Per chiarire un dubbio che gli venne, raccontò d’essere stato quel giorno al cimitero. Infatti il suo dubbio fu subito risolto, perché, senz’alcuna esitazione, la signora disse – Io al cimitero non vado mai. Non ci sono stata dal giorno della morte di sua sorella.  Dichiarò poi ch’ella sapeva oramai che con la morte non si lotta. – Chi è morto è morto e il conforto non può venire che dai vivi. – Aggiunse senz’alcuna amarezza: – Purtroppo, ma è così. – Disse poi ch’era stata tolta all’incanto dei ricordi dalla breve assistenza prestata ad Amalia. La tomba del figliuolo non le dava più quella commozione che sconvolge e rinnova. Parlava veramente i pensieri d’Emilio; certo non più, quando concluse con un assioma morale. – Vi sono i vivi che hanno bisogno di noi.

E infine:

Quando riuscì a togliersi da quell’abbraccio, la nausea aveva distrutta in lui qualsiasi commozione. Non sentì alcun bisogno di continuare la predica incominciata e se ne andò dopo di aver fatta una carezza paterna, indulgente alla fanciulla, ch’egli non voleva lasciare afflitta. Una grande tristezza lo colse quando si trovò solo sulla via. Sentiva che la carezza fatta per compiacenza a quella fanciulla segnava proprio la fine della sua avventura.

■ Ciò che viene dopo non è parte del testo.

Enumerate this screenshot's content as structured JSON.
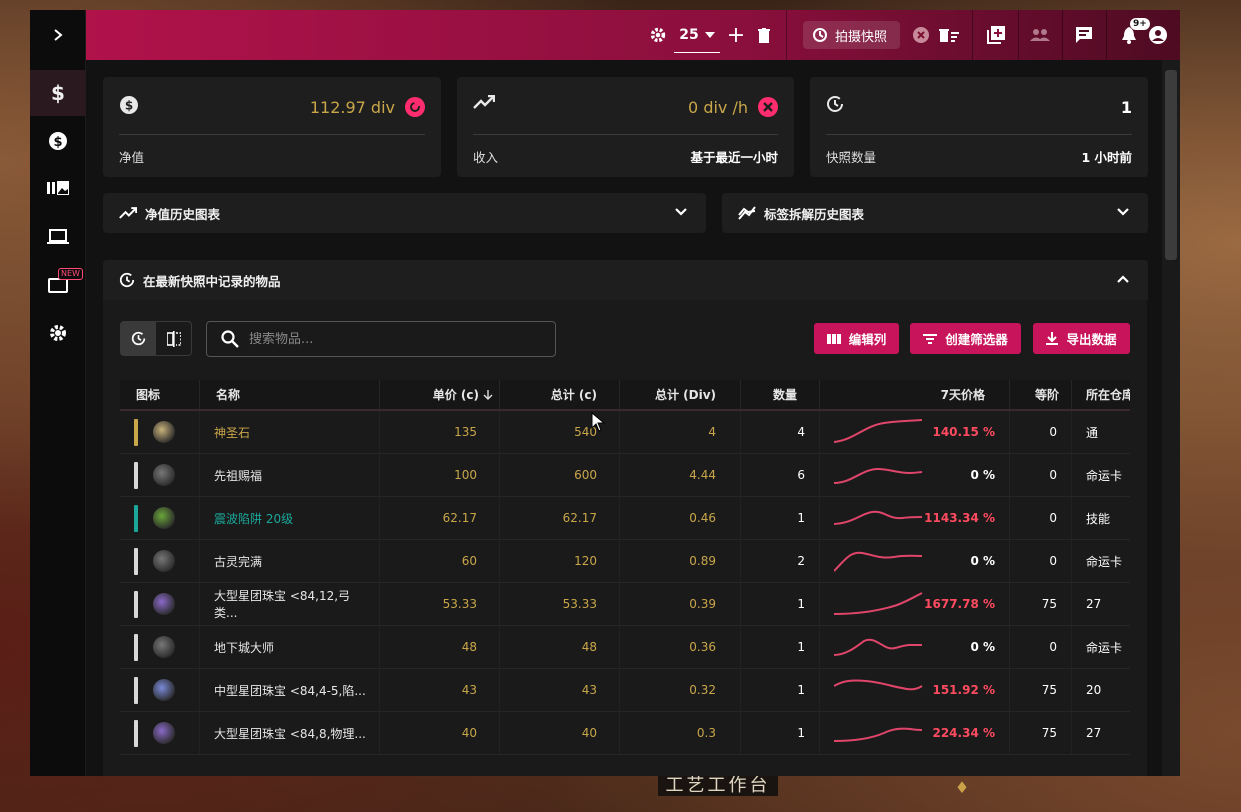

Egli stesso non sapeva quale periodo importante della sua vita si fosse chiuso con quella carezza.

Nella sua lettura ad alta voce Carini segue il filo rosso del disincanto circolare lungo tutte queste pagine, culminanti forse proprio in quella brevissima frase illuminante:

Si sentì solo, solo.

In essa l’interprete riversa una commozione piena e sofferta, mentre lo stacco che viene a introdurre fra quei due identici aggettivi (“solo, solo”) è sottolineato da una pausa lunghissima e da una intonazione discendente che porta direttamente, appunto, alla morte nel cuore.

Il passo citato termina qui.